Marines show poolees weapons handling and combat simulation

Marines show poolees weapons handling and combat simulation

Stanford Leach, a member of Marine Corps Recruiting Station Baltimore's Delayed Entry Program and a native of Baltimore, Md., takes aim with a M16A2 service rifle during a simulation at 4th Combat Engineer Battalion's headquarters in Parkville, Md. Photo by Cpl Bryan Nygaard.

BALTIMORE, Md. (Nov. 6, 2013) - Aisha Green stood completely still as artillery rounds exploded in front of her. Standing at barely 5 feet 3 inches, the 17-year-old Baltimore native made ready her AT-4, a shoulder-fired rocket launcher, as she and the rest of her squad held their fighting position in a dark desert valley on the morning of Oct. 12.

Once the bombardment stopped and the smoke cleared, enemy troops poured into the valley, firing and moving toward their position. With rounds whizzing past her, Green remained calm and waited for the enemy to get closer.

Suddenly, a cluster of enemy troops sprung up and sprinted toward her. Green fired the rocket launcher. She missed; the rocket sailed over the heads of the enemy. It was her only rocket. With ammunition running low, it was only a matter of time until she and the rest of her squad was killed or taken captive.

"Alright, you're done," yelled a voice from behind. The screen froze and fluorescent lights flickered on above them. Green and the two comrades in her squad were not in a combat zone such as Iraq or Afghanistan. In fact, they are not even Marines…yet. They are actually members of Marine Corps Recruiting Station Baltimore's Delayed Entry Program (often referred to as "poolees" by their recruiters) and they were inside of 4th Combat Engineers Battalion's headquarters, located in Parkville, Md.

Green and 35 other members of RS Baltimore's DEP took turns playing through a simulation in 4th CEB's Indoor Simulated Marksmanship Trainer (ISMT) facility. The ISMT is a three dimensional simulation-based trainer for indoor use capable of instruction in basic and advanced marksmanship, shoot/no-shoot judgment, combat marksmanship and weapons employment tactics.

Green, who is currently a senior at Franklin High School, shot better than most of the males on the different weapons.

"I wanted to shoot the rocket launcher," said Green. "I really liked it. If I could do it as a job, I would."

Throughout the day, groups of three took turns going through a simulation in which they defended a position in a desert valley from an enemy attack. Each person chose between two M16A2 service rifles, one with a M302 grenade launcher attached, or an AT-4. Each weapon functions as it normally would with the exception of being able to fire live ammunition. Instead, each weapon has a rubber tube going into it that uses compressed air to produce recoil when they pull the trigger.
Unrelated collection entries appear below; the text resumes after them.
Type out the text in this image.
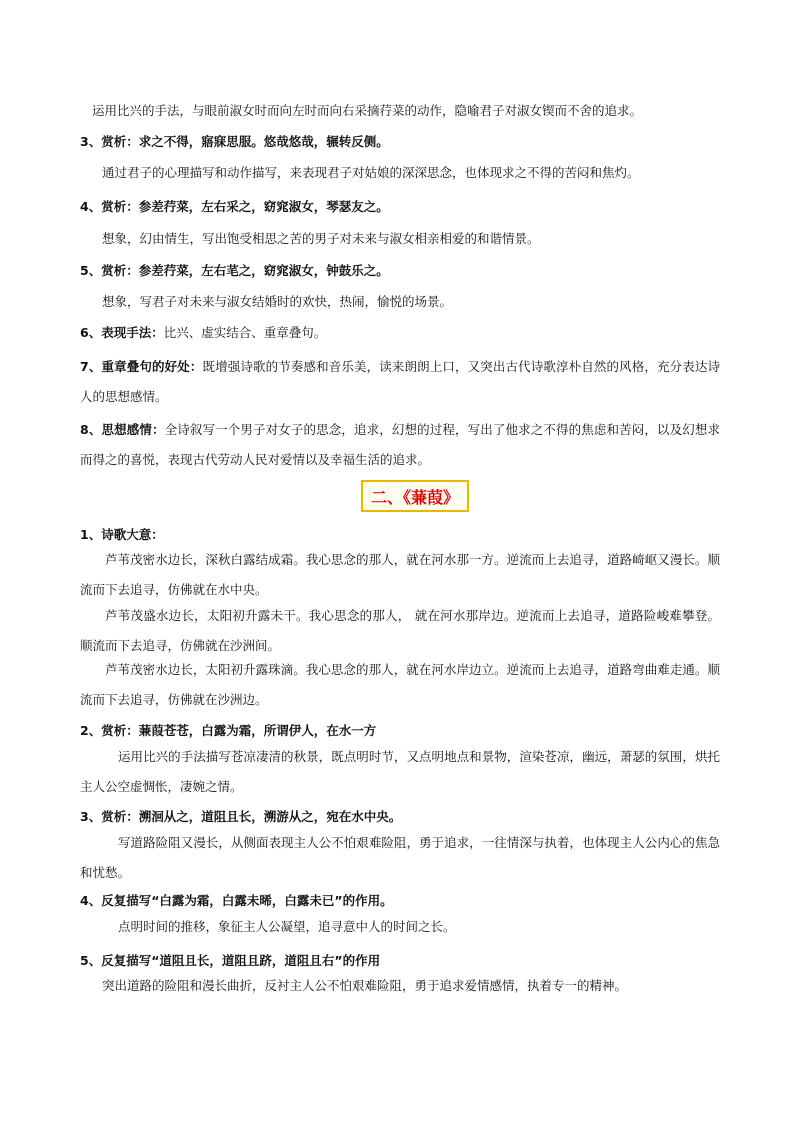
运用比兴的手法，与眼前淑女时而向左时而向右采摘荇菜的动作，隐喻君子对淑女锲而不舍的追求。
3、赏析：求之不得，寤寐思服。悠哉悠哉，辗转反侧。
通过君子的心理描写和动作描写，来表现君子对姑娘的深深思念，也体现求之不得的苦闷和焦灼。
4、赏析：参差荇菜，左右采之，窈窕淑女，琴瑟友之。
想象，幻由情生，写出饱受相思之苦的男子对未来与淑女相亲相爱的和谐情景。
5、赏析：参差荇菜，左右芼之，窈窕淑女，钟鼓乐之。
想象，写君子对未来与淑女结婚时的欢快，热闹，愉悦的场景。
6、表现手法：比兴、虚实结合、重章叠句。
7、重章叠句的好处：既增强诗歌的节奏感和音乐美，读来朗朗上口，又突出古代诗歌淳朴自然的风格，充分表达诗人的思想感情。
8、思想感情：全诗叙写一个男子对女子的思念，追求，幻想的过程，写出了他求之不得的焦虑和苦闷，以及幻想求而得之的喜悦，表现古代劳动人民对爱情以及幸福生活的追求。
二、《蒹葭》
1、诗歌大意：
芦苇茂密水边长，深秋白露结成霜。我心思念的那人，就在河水那一方。逆流而上去追寻，道路崎岖又漫长。顺流而下去追寻，仿佛就在水中央。
芦苇茂盛水边长，太阳初升露未干。我心思念的那人， 就在河水那岸边。逆流而上去追寻，道路险峻难攀登。顺流而下去追寻，仿佛就在沙洲间。
芦苇茂密水边长，太阳初升露珠滴。我心思念的那人，就在河水岸边立。逆流而上去追寻，道路弯曲难走通。顺流而下去追寻，仿佛就在沙洲边。
2、赏析：蒹葭苍苍，白露为霜，所谓伊人，在水一方
运用比兴的手法描写苍凉凄清的秋景，既点明时节，又点明地点和景物，渲染苍凉，幽远，萧瑟的氛围，烘托主人公空虚惆怅，凄婉之情。
3、赏析：溯洄从之，道阻且长，溯游从之，宛在水中央。
写道路险阻又漫长，从侧面表现主人公不怕艰难险阻，勇于追求，一往情深与执着，也体现主人公内心的焦急和忧愁。
4、反复描写“白露为霜，白露未晞，白露未已”的作用。
点明时间的推移，象征主人公凝望，追寻意中人的时间之长。
5、反复描写“道阻且长，道阻且跻，道阻且右”的作用
突出道路的险阻和漫长曲折，反衬主人公不怕艰难险阻，勇于追求爱情感情，执着专一的精神。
Users would lie prone or kneel in front of a large projector screen where the simulation would play out much like a video game. Speakers set up throughout the room would boom with the sounds of explosions and rifle fire. Recruiters from RS Baltimore operated the ISMT while offering advice to their poolees.
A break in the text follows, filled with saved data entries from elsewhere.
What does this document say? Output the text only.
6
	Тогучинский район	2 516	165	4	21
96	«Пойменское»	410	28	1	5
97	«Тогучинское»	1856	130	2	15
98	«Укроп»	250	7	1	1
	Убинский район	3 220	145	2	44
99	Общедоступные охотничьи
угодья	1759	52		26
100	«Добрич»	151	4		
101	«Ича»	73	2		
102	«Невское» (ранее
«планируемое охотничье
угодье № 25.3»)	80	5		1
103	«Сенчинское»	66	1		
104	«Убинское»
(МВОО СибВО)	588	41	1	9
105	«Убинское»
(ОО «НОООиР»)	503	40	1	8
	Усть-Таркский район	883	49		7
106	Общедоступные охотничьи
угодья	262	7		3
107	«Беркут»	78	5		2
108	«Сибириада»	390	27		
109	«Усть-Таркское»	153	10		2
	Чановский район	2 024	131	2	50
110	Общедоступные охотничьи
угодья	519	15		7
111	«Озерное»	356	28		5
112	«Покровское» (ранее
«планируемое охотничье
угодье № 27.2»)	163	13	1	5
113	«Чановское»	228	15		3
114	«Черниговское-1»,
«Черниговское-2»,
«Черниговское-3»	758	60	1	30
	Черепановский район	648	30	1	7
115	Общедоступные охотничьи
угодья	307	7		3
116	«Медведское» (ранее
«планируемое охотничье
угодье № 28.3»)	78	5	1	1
The recruiters also spent time during the day taking their poolees around 4th CEB's headquarters, showing them the different armored tactical vehicles typically used by Marines who are deployed overseas.

Sgt Kevin Lundeen, a canvassing recruiter with Recruiting Sub-Station Towson and a native of Chicago, helped organize the training event because he wanted to increase the camaraderie among his poolees and have them get more face time with their recruiters.

"I think it gives them a greater concept of a Marine – every Marine is a rifleman," said Lundeen. "It reinforces the ideology of brotherhood, and it helps maintain a commitment with the poolees."